Si noted that while f-electron systems exhibit clean examples of strongly correlated physics, they are not practical for everyday use. “This dirt road lies so far from the highway,” he said. “The influence from the highway is very small, which translates to a minute energy scale and very low-temperature physics. Meaning you need to go to temperatures around 10 Kelvin or so to even see the effects of coupling.”
However, in the d-electron world, things couple to one another efficiently even in the presence of a flat band. Si compared it to one of the highway’s lanes becoming as inefficient and slow as the f-electron dirt road.
“Even when it has faded into a dirt road, it still shares status with the other lanes because they all came from the d orbital,” Si explained. “It is effectively a dirt road, but it is much more strongly coupled, and that translates to physics at much higher temperatures.”
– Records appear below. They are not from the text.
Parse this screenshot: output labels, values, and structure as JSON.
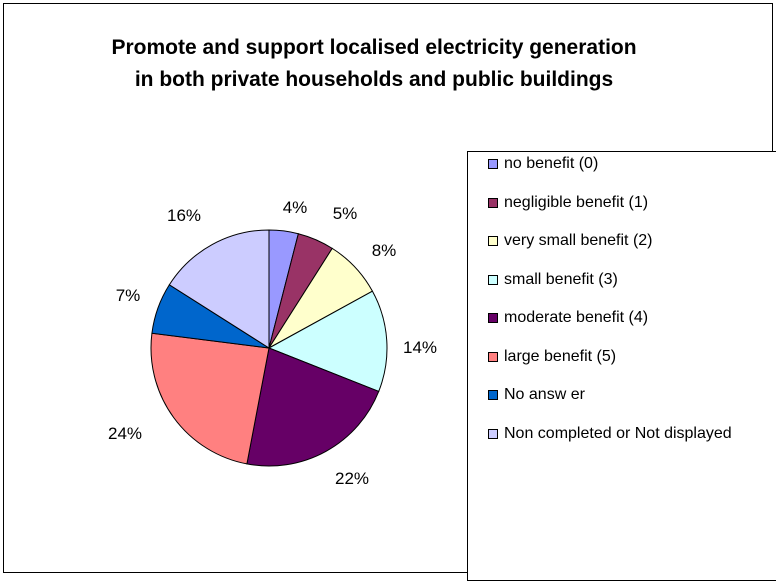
{
  "chart_data": {
    "type": "pie",
    "title": "Promote and support localised electricity generation in both private households and public buildings",
    "categories": [
      "no benefit (0)",
      "negligible benefit (1)",
      "very small benefit (2)",
      "small benefit (3)",
      "moderate benefit (4)",
      "large benefit (5)",
      "No answ er",
      "Non completed or Not displayed"
    ],
    "values": [
      4,
      5,
      8,
      14,
      22,
      24,
      7,
      16
    ],
    "labels": [
      "4%",
      "5%",
      "8%",
      "14%",
      "22%",
      "24%",
      "7%",
      "16%"
    ],
    "colors": [
      "#9999ff",
      "#993366",
      "#ffffcc",
      "#ccffff",
      "#660066",
      "#ff8080",
      "#0066cc",
      "#ccccff"
    ],
    "legend_position": "right"
  }
}
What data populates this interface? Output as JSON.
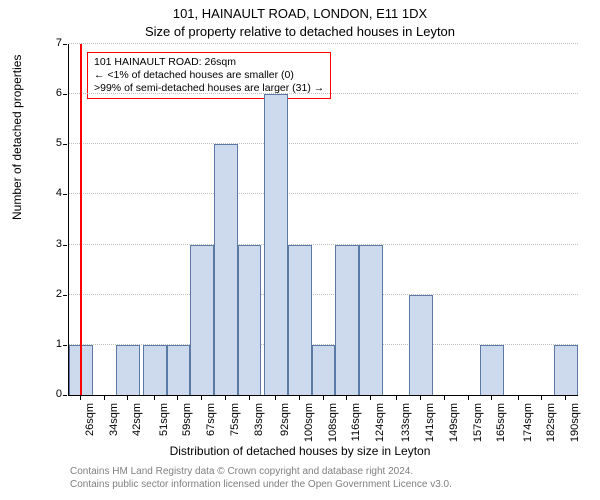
{
  "chart": {
    "type": "histogram",
    "suptitle": "101, HAINAULT ROAD, LONDON, E11 1DX",
    "title": "Size of property relative to detached houses in Leyton",
    "xlabel": "Distribution of detached houses by size in Leyton",
    "ylabel": "Number of detached properties",
    "background_color": "#ffffff",
    "grid_color": "#bfbfbf",
    "grid_style": "dotted",
    "bar_fill": "#cdd9ec",
    "bar_edge": "#5b7aa3",
    "refline_color": "#ff0000",
    "refline_x": 26,
    "annotation_border": "#ff0000",
    "annotation_lines": [
      "101 HAINAULT ROAD: 26sqm",
      "← <1% of detached houses are smaller (0)",
      ">99% of semi-detached houses are larger (31) →"
    ],
    "title_fontsize": 13,
    "label_fontsize": 12,
    "tick_fontsize": 11,
    "annotation_fontsize": 10.5,
    "footer_fontsize": 10,
    "footer_color": "#808080",
    "x_min": 22,
    "x_max": 194,
    "x_ticks": [
      26,
      34,
      42,
      51,
      59,
      67,
      75,
      83,
      92,
      100,
      108,
      116,
      124,
      133,
      141,
      149,
      157,
      165,
      174,
      182,
      190
    ],
    "x_tick_suffix": "sqm",
    "y_min": 0,
    "y_max": 7,
    "y_ticks": [
      0,
      1,
      2,
      3,
      4,
      5,
      6,
      7
    ],
    "bar_width_units": 8,
    "bars": [
      {
        "x": 26,
        "h": 1
      },
      {
        "x": 34,
        "h": 0
      },
      {
        "x": 42,
        "h": 1
      },
      {
        "x": 51,
        "h": 1
      },
      {
        "x": 59,
        "h": 1
      },
      {
        "x": 67,
        "h": 3
      },
      {
        "x": 75,
        "h": 5
      },
      {
        "x": 83,
        "h": 3
      },
      {
        "x": 92,
        "h": 6
      },
      {
        "x": 100,
        "h": 3
      },
      {
        "x": 108,
        "h": 1
      },
      {
        "x": 116,
        "h": 3
      },
      {
        "x": 124,
        "h": 3
      },
      {
        "x": 133,
        "h": 0
      },
      {
        "x": 141,
        "h": 2
      },
      {
        "x": 149,
        "h": 0
      },
      {
        "x": 157,
        "h": 0
      },
      {
        "x": 165,
        "h": 1
      },
      {
        "x": 174,
        "h": 0
      },
      {
        "x": 182,
        "h": 0
      },
      {
        "x": 190,
        "h": 1
      }
    ],
    "footer1": "Contains HM Land Registry data © Crown copyright and database right 2024.",
    "footer2": "Contains public sector information licensed under the Open Government Licence v3.0."
  }
}
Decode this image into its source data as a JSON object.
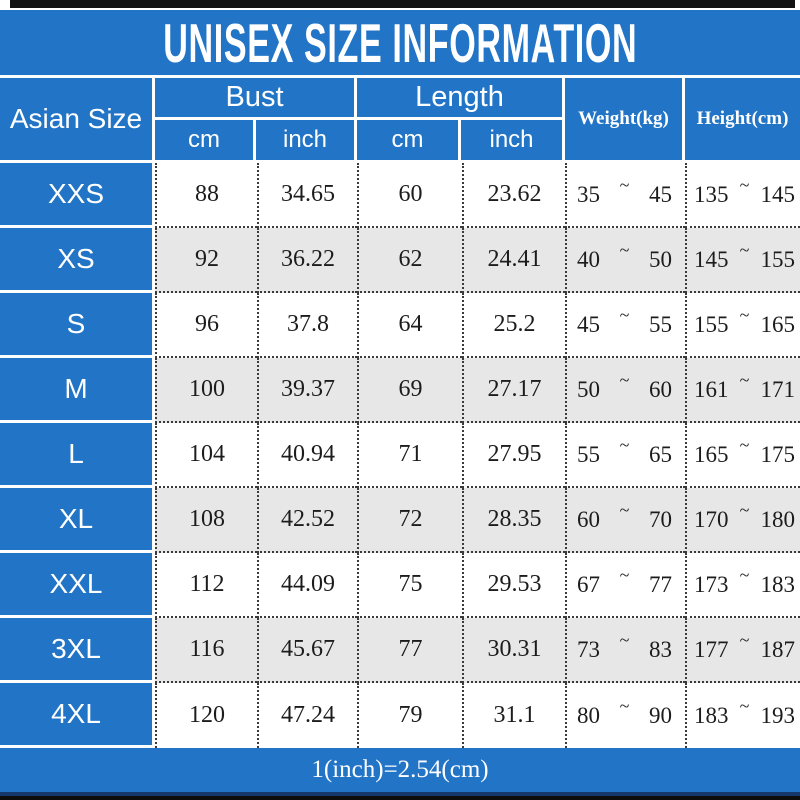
{
  "title": "UNISEX SIZE INFORMATION",
  "footer_note": "1(inch)=2.54(cm)",
  "symbols": {
    "tilde": "~"
  },
  "colors": {
    "blue": "#2274c7",
    "row_alt": "#e7e7e7",
    "top_bar": "#121212"
  },
  "header": {
    "size_col": "Asian Size",
    "bust": "Bust",
    "length": "Length",
    "cm": "cm",
    "inch": "inch",
    "weight": "Weight(kg)",
    "height": "Height(cm)"
  },
  "table": {
    "rows": [
      {
        "size": "XXS",
        "bust_cm": "88",
        "bust_inch": "34.65",
        "length_cm": "60",
        "length_inch": "23.62",
        "weight_min": "35",
        "weight_max": "45",
        "height_min": "135",
        "height_max": "145"
      },
      {
        "size": "XS",
        "bust_cm": "92",
        "bust_inch": "36.22",
        "length_cm": "62",
        "length_inch": "24.41",
        "weight_min": "40",
        "weight_max": "50",
        "height_min": "145",
        "height_max": "155"
      },
      {
        "size": "S",
        "bust_cm": "96",
        "bust_inch": "37.8",
        "length_cm": "64",
        "length_inch": "25.2",
        "weight_min": "45",
        "weight_max": "55",
        "height_min": "155",
        "height_max": "165"
      },
      {
        "size": "M",
        "bust_cm": "100",
        "bust_inch": "39.37",
        "length_cm": "69",
        "length_inch": "27.17",
        "weight_min": "50",
        "weight_max": "60",
        "height_min": "161",
        "height_max": "171"
      },
      {
        "size": "L",
        "bust_cm": "104",
        "bust_inch": "40.94",
        "length_cm": "71",
        "length_inch": "27.95",
        "weight_min": "55",
        "weight_max": "65",
        "height_min": "165",
        "height_max": "175"
      },
      {
        "size": "XL",
        "bust_cm": "108",
        "bust_inch": "42.52",
        "length_cm": "72",
        "length_inch": "28.35",
        "weight_min": "60",
        "weight_max": "70",
        "height_min": "170",
        "height_max": "180"
      },
      {
        "size": "XXL",
        "bust_cm": "112",
        "bust_inch": "44.09",
        "length_cm": "75",
        "length_inch": "29.53",
        "weight_min": "67",
        "weight_max": "77",
        "height_min": "173",
        "height_max": "183"
      },
      {
        "size": "3XL",
        "bust_cm": "116",
        "bust_inch": "45.67",
        "length_cm": "77",
        "length_inch": "30.31",
        "weight_min": "73",
        "weight_max": "83",
        "height_min": "177",
        "height_max": "187"
      },
      {
        "size": "4XL",
        "bust_cm": "120",
        "bust_inch": "47.24",
        "length_cm": "79",
        "length_inch": "31.1",
        "weight_min": "80",
        "weight_max": "90",
        "height_min": "183",
        "height_max": "193"
      }
    ]
  },
  "chart_data": {
    "type": "table",
    "title": "UNISEX SIZE INFORMATION",
    "columns": [
      "Asian Size",
      "Bust cm",
      "Bust inch",
      "Length cm",
      "Length inch",
      "Weight(kg)",
      "Height(cm)"
    ],
    "rows": [
      [
        "XXS",
        88,
        34.65,
        60,
        23.62,
        "35~45",
        "135~145"
      ],
      [
        "XS",
        92,
        36.22,
        62,
        24.41,
        "40~50",
        "145~155"
      ],
      [
        "S",
        96,
        37.8,
        64,
        25.2,
        "45~55",
        "155~165"
      ],
      [
        "M",
        100,
        39.37,
        69,
        27.17,
        "50~60",
        "161~171"
      ],
      [
        "L",
        104,
        40.94,
        71,
        27.95,
        "55~65",
        "165~175"
      ],
      [
        "XL",
        108,
        42.52,
        72,
        28.35,
        "60~70",
        "170~180"
      ],
      [
        "XXL",
        112,
        44.09,
        75,
        29.53,
        "67~77",
        "173~183"
      ],
      [
        "3XL",
        116,
        45.67,
        77,
        30.31,
        "73~83",
        "177~187"
      ],
      [
        "4XL",
        120,
        47.24,
        79,
        31.1,
        "80~90",
        "183~193"
      ]
    ],
    "note": "1(inch)=2.54(cm)"
  }
}
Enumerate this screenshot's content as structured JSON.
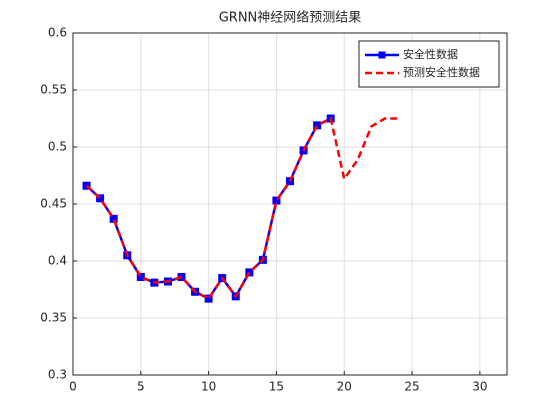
{
  "chart_data": {
    "type": "line",
    "title": "GRNN神经网络预测结果",
    "xlim": [
      0,
      32
    ],
    "xticks": [
      0,
      5,
      10,
      15,
      20,
      25,
      30
    ],
    "ylim": [
      0.3,
      0.6
    ],
    "yticks": [
      0.3,
      0.35,
      0.4,
      0.45,
      0.5,
      0.55,
      0.6
    ],
    "grid": true,
    "legend": "top-right",
    "series": [
      {
        "name": "安全性数据",
        "color": "#0000ff",
        "marker": "square",
        "dash": false,
        "x": [
          1,
          2,
          3,
          4,
          5,
          6,
          7,
          8,
          9,
          10,
          11,
          12,
          13,
          14,
          15,
          16,
          17,
          18,
          19
        ],
        "values": [
          0.466,
          0.455,
          0.437,
          0.405,
          0.386,
          0.381,
          0.382,
          0.386,
          0.373,
          0.367,
          0.385,
          0.369,
          0.39,
          0.401,
          0.453,
          0.47,
          0.497,
          0.519,
          0.525
        ]
      },
      {
        "name": "预测安全性数据",
        "color": "#ff0000",
        "marker": "none",
        "dash": true,
        "x": [
          1,
          2,
          3,
          4,
          5,
          6,
          7,
          8,
          9,
          10,
          11,
          12,
          13,
          14,
          15,
          16,
          17,
          18,
          19,
          20,
          21,
          22,
          23,
          24
        ],
        "values": [
          0.466,
          0.455,
          0.437,
          0.405,
          0.386,
          0.381,
          0.382,
          0.386,
          0.373,
          0.367,
          0.385,
          0.369,
          0.39,
          0.401,
          0.453,
          0.47,
          0.497,
          0.519,
          0.525,
          0.472,
          0.489,
          0.518,
          0.525,
          0.525
        ]
      }
    ]
  }
}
This breakthrough means that the exquisite physics of f-electron systems, which Si has extensively studied, can potentially be achieved at higher temperatures, even at room temperature. Si is optimistic about the functionality of this discovery.
Si is the Harry C. and Olga K. Wiess Professor of Physics and Astronomy at Rice University, a member of the Rice Quantum Initiative, and the director of the Rice Center for Quantum Materials (RCQM).